Cost safety
Auto-termination, idle watchdog, price caps, exit guards, and reconciliation — so a forgotten box never burns your budget.
Cost safety is built into the core, not bolted on. A rented box is torn down through multiple independent paths, so it's hard to leave one running by accident.
Termination paths
- On completion and on failure. When a job reaches a terminal state, its
instance is terminated (
auto_terminate, on by default). - Idle watchdog. A box with no log activity for
idle_timeout_seconds(default 1800) is killed automatically. - On exit / Ctrl-C. An
atexitguard terminates active boxes when the control-plane process exits (terminate_on_exit, on by default). - On startup reconciliation. When the control plane starts, it terminates any
active instances orphaned by a previously-crashed process
(
reconcile_on_start).
price_cap
Refuse to provision above a $/hr ceiling:
run(task={"entrypoint": "train.py"}, provider="runpod", gpus="A100:8", price_cap=12.0)If the cheapest matching offer (Vast.ai) or the pod's hourly cost (RunPod)

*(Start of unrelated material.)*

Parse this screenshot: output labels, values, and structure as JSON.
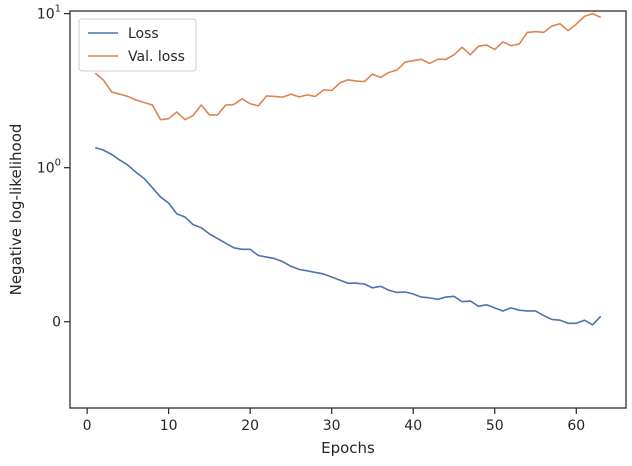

exceeds the cap, the box is destroyed and a PriceCapExceededError is raised
before training starts.
price_cap requires the provider to expose pricing. RunPod and Vast.ai do; the
GCP client does not, so price_cap is not enforced for gcp (and cost_usd
stays 0). Use the idle watchdog and auto-terminate there. colab is your own
already-running runtime, so there's nothing to bill or cap.
Manual escape hatches
gpu.kill(job.id) # cancel one job + terminate its instance
gpu.kill_all() # terminate every active instance (the panic button)
gpu.reconcile() # sweep and terminate orphaned instancesFrom the CLI:
gpu-train kill <job-id>
gpu-train kill --all
gpu-train reconcileCost tracking
Each job records price_per_hr and a computed cost_usd (duration × hourly
rate). The dashboard aggregates these into a per-day and per-provider
cost report.